Ieri il Consiglio dei ministri ha approvato un decreto legislativo che recepisce una direttiva europea sulla neutralità tecnologica delle frequenze. Lo dice una nota del Consiglio dei ministri.

Grazie a questo provvedimento, che recepisce le direttive comunitarie 140 e 136 del 2009 con cui vengono apportati cambiamenti al Codice delle comunicazioni, Rai, Mediaset e 3 Italia potranno utilizzare per il digitale terrestre le frequenze, di cui sono già in possesso e che erano state inizialmente destinate alle trasmissioni tv su cellulari. Gli operatori televisivi potranno quindi chiedere la conversione fino al 25 maggio 2016 alla nuova Agcom e al Ministero dello Sviluppo, per trasformare le frequenze DVB-H in DVB-T utilizzabile proprio per il digitale terrestre.

L’introduzione delle nuove regole del Codice delle Comunicazioni potrebbero rappresentare il primo importante passo verso la soluzione della vicenda asta frequenze tv e sulla paventata assegnazione di alcuni canali agli operatori televisivi dominanti come Rai e Mediaset. Se infatti i due incumbent del mercato tv ottenessero gratuitamente il loro rispettivo quinto multiplex grazie alla conversione tecnologica dal DVB-H, non avrebbero più la possibilità per legge di partecipare alla gara pubblica (che la nuova Agcom dovrà definire) che sostituirà il famigerato Beauty Contest, il concorso di bellezza del governo Berlusconi che regalava le frequenze tv.

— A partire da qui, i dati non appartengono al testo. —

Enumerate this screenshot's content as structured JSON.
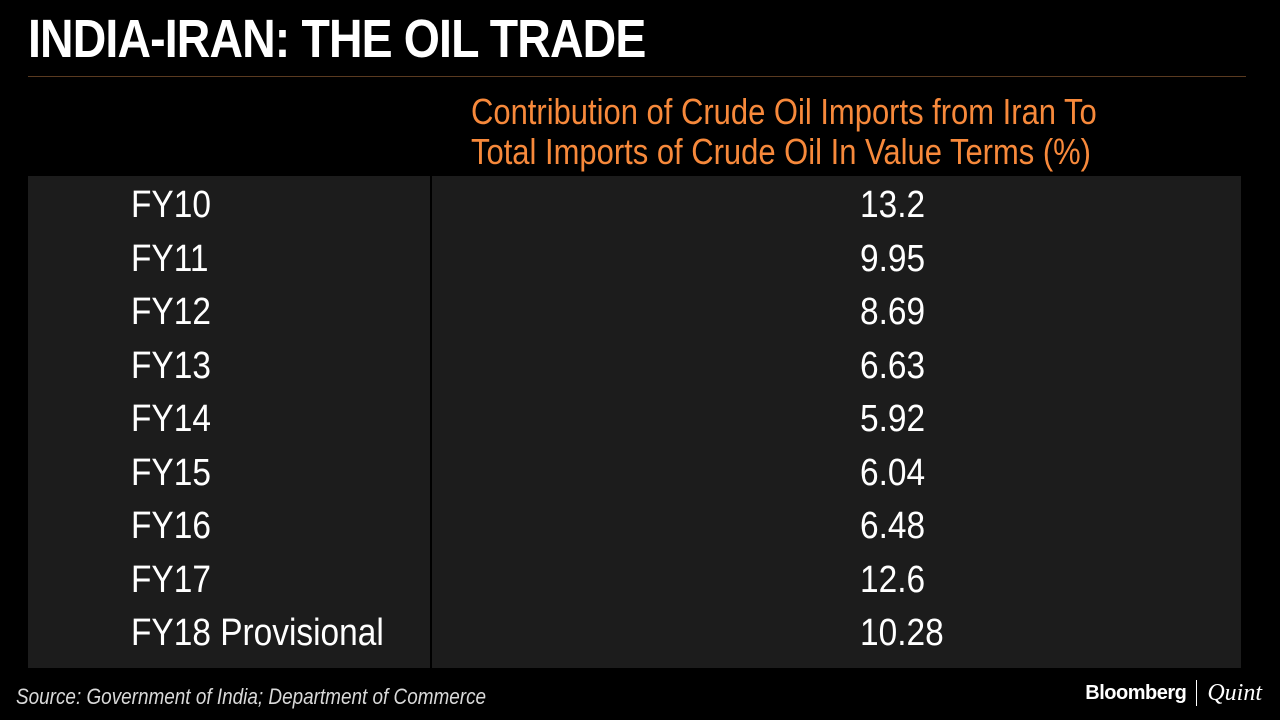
{
  "title": "INDIA-IRAN: THE OIL TRADE",
  "column_header": {
    "line1": "Contribution of Crude Oil Imports from Iran To",
    "line2": "Total Imports of Crude Oil In Value Terms (%)"
  },
  "chart_data": {
    "type": "table",
    "title": "INDIA-IRAN: THE OIL TRADE",
    "columns": [
      "",
      "Contribution of Crude Oil Imports from Iran To Total Imports of Crude Oil In Value Terms (%)"
    ],
    "rows": [
      {
        "label": "FY10",
        "value": "13.2"
      },
      {
        "label": "FY11",
        "value": "9.95"
      },
      {
        "label": "FY12",
        "value": "8.69"
      },
      {
        "label": "FY13",
        "value": "6.63"
      },
      {
        "label": "FY14",
        "value": "5.92"
      },
      {
        "label": "FY15",
        "value": "6.04"
      },
      {
        "label": "FY16",
        "value": "6.48"
      },
      {
        "label": "FY17",
        "value": "12.6"
      },
      {
        "label": "FY18 Provisional",
        "value": "10.28"
      }
    ]
  },
  "source": "Source: Government of India; Department of Commerce",
  "logo": {
    "brand": "Bloomberg",
    "sub": "Quint"
  },
  "colors": {
    "background": "#000000",
    "panel": "#1c1c1c",
    "accent": "#f7893b",
    "text": "#ffffff"
  }
}
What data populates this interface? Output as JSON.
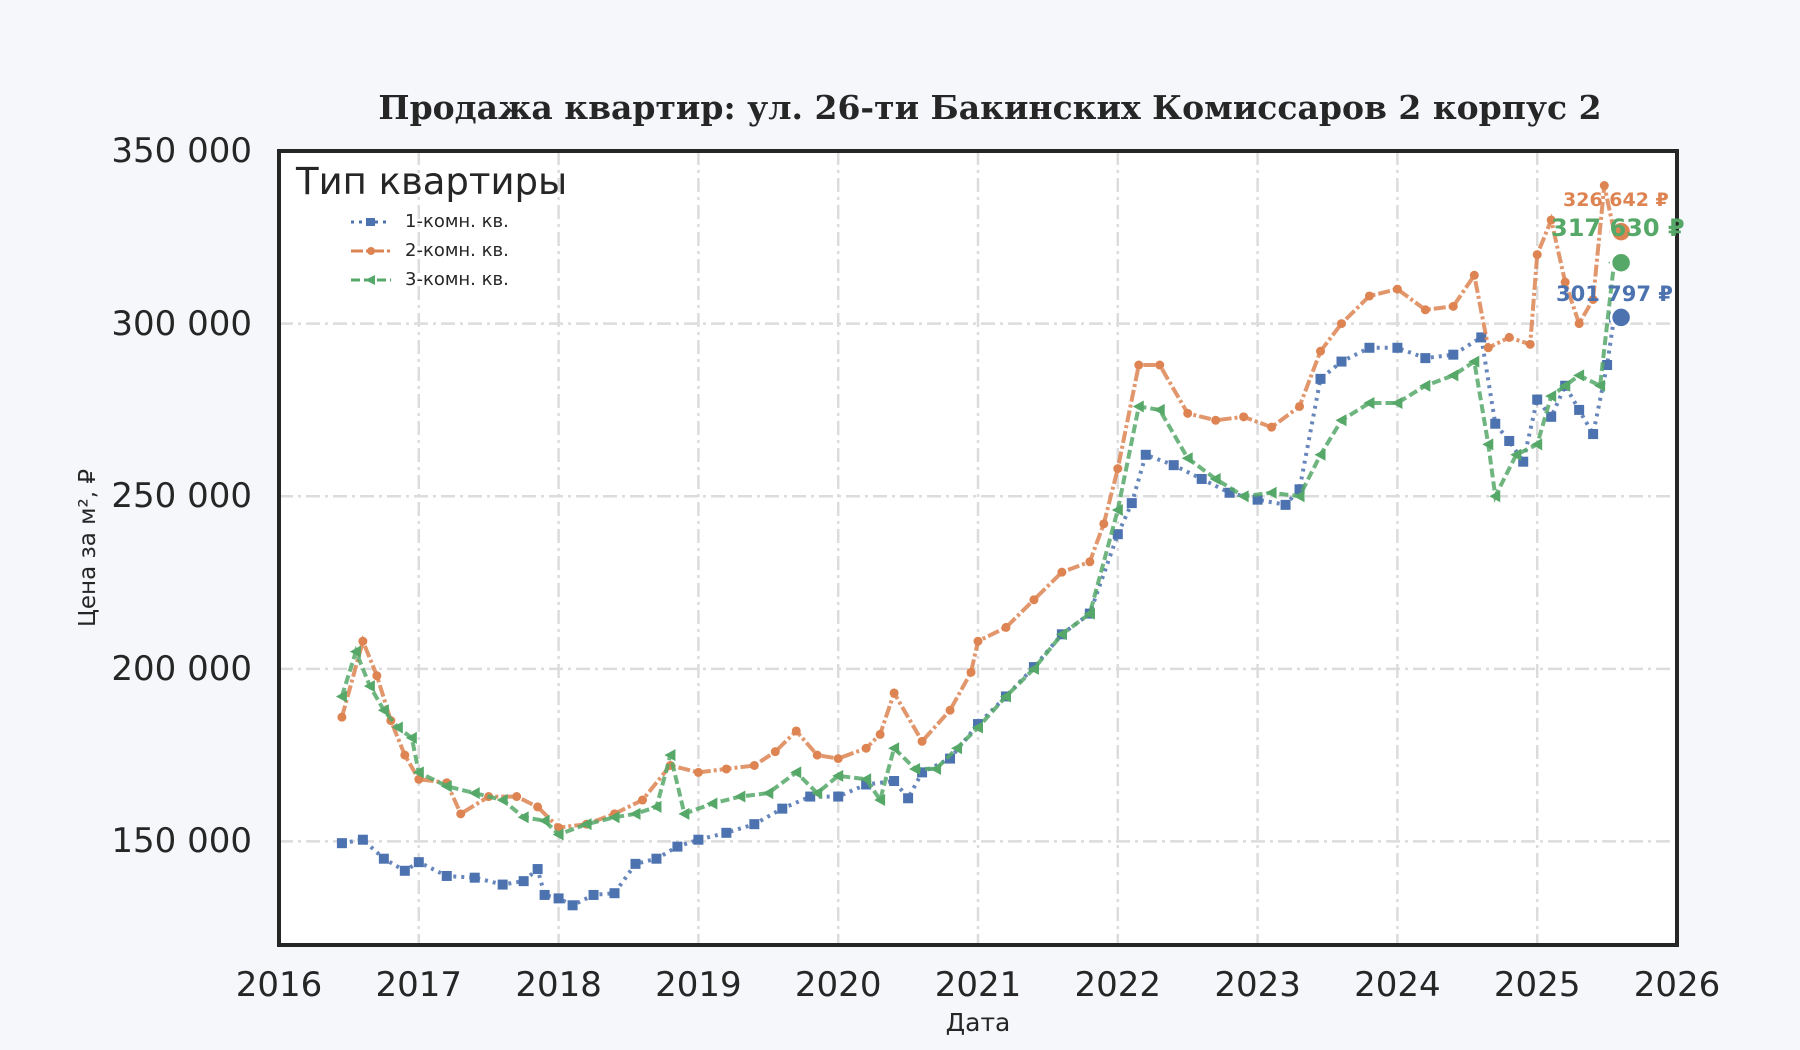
{
  "chart_data": {
    "type": "line",
    "title": "Продажа квартир: ул. 26-ти Бакинских Комиссаров 2 корпус 2",
    "xlabel": "Дата",
    "ylabel": "Цена за м², ₽",
    "xlim": [
      2016,
      2026
    ],
    "ylim": [
      120000,
      350000
    ],
    "x_ticks": [
      "2016",
      "2017",
      "2018",
      "2019",
      "2020",
      "2021",
      "2022",
      "2023",
      "2024",
      "2025",
      "2026"
    ],
    "y_ticks": [
      "150 000",
      "200 000",
      "250 000",
      "300 000",
      "350 000"
    ],
    "y_tick_values": [
      150000,
      200000,
      250000,
      300000,
      350000
    ],
    "grid": true,
    "legend": {
      "title": "Тип квартиры",
      "position": "upper left"
    },
    "series": [
      {
        "name": "1-комн. кв.",
        "color": "#4c72b0",
        "style": "dotted-square",
        "x": [
          2016.45,
          2016.6,
          2016.75,
          2016.9,
          2017.0,
          2017.2,
          2017.4,
          2017.6,
          2017.75,
          2017.85,
          2017.9,
          2018.0,
          2018.1,
          2018.25,
          2018.4,
          2018.55,
          2018.7,
          2018.85,
          2019.0,
          2019.2,
          2019.4,
          2019.6,
          2019.8,
          2020.0,
          2020.2,
          2020.4,
          2020.5,
          2020.6,
          2020.8,
          2021.0,
          2021.2,
          2021.4,
          2021.6,
          2021.8,
          2022.0,
          2022.1,
          2022.2,
          2022.4,
          2022.6,
          2022.8,
          2023.0,
          2023.2,
          2023.3,
          2023.45,
          2023.6,
          2023.8,
          2024.0,
          2024.2,
          2024.4,
          2024.6,
          2024.7,
          2024.8,
          2024.9,
          2025.0,
          2025.1,
          2025.2,
          2025.3,
          2025.4,
          2025.5,
          2025.55
        ],
        "y": [
          149500,
          150500,
          145000,
          141500,
          144000,
          140000,
          139500,
          137500,
          138500,
          142000,
          134500,
          133500,
          131500,
          134500,
          135000,
          143500,
          145000,
          148500,
          150500,
          152500,
          155000,
          159500,
          163000,
          163000,
          166500,
          167500,
          162500,
          170000,
          174000,
          184000,
          192000,
          200500,
          210000,
          216000,
          239000,
          248000,
          262000,
          259000,
          255000,
          251000,
          249000,
          247500,
          252000,
          284000,
          289000,
          293000,
          293000,
          290000,
          291000,
          296000,
          271000,
          266000,
          260000,
          278000,
          273000,
          282000,
          275000,
          268000,
          288000,
          301797
        ]
      },
      {
        "name": "2-комн. кв.",
        "color": "#dd8452",
        "style": "dashdot-plus",
        "x": [
          2016.45,
          2016.6,
          2016.7,
          2016.8,
          2016.9,
          2017.0,
          2017.2,
          2017.3,
          2017.5,
          2017.7,
          2017.85,
          2018.0,
          2018.2,
          2018.4,
          2018.6,
          2018.8,
          2019.0,
          2019.2,
          2019.4,
          2019.55,
          2019.7,
          2019.85,
          2020.0,
          2020.2,
          2020.3,
          2020.4,
          2020.6,
          2020.8,
          2020.95,
          2021.0,
          2021.2,
          2021.4,
          2021.6,
          2021.8,
          2021.9,
          2022.0,
          2022.15,
          2022.3,
          2022.5,
          2022.7,
          2022.9,
          2023.1,
          2023.3,
          2023.45,
          2023.6,
          2023.8,
          2024.0,
          2024.2,
          2024.4,
          2024.55,
          2024.65,
          2024.8,
          2024.95,
          2025.0,
          2025.1,
          2025.2,
          2025.3,
          2025.4,
          2025.48,
          2025.55
        ],
        "y": [
          186000,
          208000,
          198000,
          185000,
          175000,
          168000,
          167000,
          158000,
          163000,
          163000,
          160000,
          154000,
          155000,
          158000,
          162000,
          172000,
          170000,
          171000,
          172000,
          176000,
          182000,
          175000,
          174000,
          177000,
          181000,
          193000,
          179000,
          188000,
          199000,
          208000,
          212000,
          220000,
          228000,
          231000,
          242000,
          258000,
          288000,
          288000,
          274000,
          272000,
          273000,
          270000,
          276000,
          292000,
          300000,
          308000,
          310000,
          304000,
          305000,
          314000,
          293000,
          296000,
          294000,
          320000,
          330000,
          312000,
          300000,
          307000,
          340000,
          326642
        ]
      },
      {
        "name": "3-комн. кв.",
        "color": "#55a868",
        "style": "dashed-triangle",
        "x": [
          2016.45,
          2016.55,
          2016.65,
          2016.75,
          2016.85,
          2016.95,
          2017.0,
          2017.2,
          2017.4,
          2017.6,
          2017.75,
          2017.9,
          2018.0,
          2018.2,
          2018.4,
          2018.55,
          2018.7,
          2018.8,
          2018.9,
          2019.1,
          2019.3,
          2019.5,
          2019.7,
          2019.85,
          2020.0,
          2020.2,
          2020.3,
          2020.4,
          2020.55,
          2020.7,
          2020.85,
          2021.0,
          2021.2,
          2021.4,
          2021.6,
          2021.8,
          2022.0,
          2022.15,
          2022.3,
          2022.5,
          2022.7,
          2022.9,
          2023.1,
          2023.3,
          2023.45,
          2023.6,
          2023.8,
          2024.0,
          2024.2,
          2024.4,
          2024.55,
          2024.65,
          2024.7,
          2024.85,
          2025.0,
          2025.1,
          2025.2,
          2025.3,
          2025.45,
          2025.55
        ],
        "y": [
          192000,
          205000,
          195000,
          188000,
          183000,
          180000,
          170000,
          166000,
          164000,
          162000,
          157000,
          156000,
          152000,
          155000,
          157000,
          158000,
          160000,
          175000,
          158000,
          161000,
          163000,
          164000,
          170000,
          164000,
          169000,
          168000,
          162000,
          177000,
          171000,
          171000,
          177000,
          183000,
          192000,
          200000,
          210000,
          216000,
          246000,
          276000,
          275000,
          261000,
          255000,
          250000,
          251000,
          250000,
          262000,
          272000,
          277000,
          277000,
          282000,
          285000,
          289000,
          265000,
          250000,
          262000,
          265000,
          279000,
          282000,
          285000,
          282000,
          317630
        ]
      }
    ],
    "end_annotations": [
      {
        "series": "2-комн. кв.",
        "label": "326 642 ₽",
        "value": 326642
      },
      {
        "series": "3-комн. кв.",
        "label": "317 630 ₽",
        "value": 317630
      },
      {
        "series": "1-комн. кв.",
        "label": "301 797 ₽",
        "value": 301797
      }
    ]
  },
  "labels": {
    "title": "Продажа квартир: ул. 26-ти Бакинских Комиссаров 2 корпус 2",
    "xlabel": "Дата",
    "ylabel": "Цена за м², ₽",
    "legend_title": "Тип квартиры",
    "legend_items": [
      "1-комн. кв.",
      "2-комн. кв.",
      "3-комн. кв."
    ]
  }
}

Il governo ha anche approvato i nuovi poteri dell’autorità – sempre frutto del recepimento di una direttiva Ue – che potrà imporre agli operatori telefonici di realizzare congiuntamente le infrastrutture di comunicazione elettronica per le reti di nuova generazione. Una problematica che concerne soprattutto per la banda larga e ultralarga per evitare una duplicazione delle opere civili come gli scavi o i cavidotti o anche l’uso della fibra spenta posata e inutilizzata.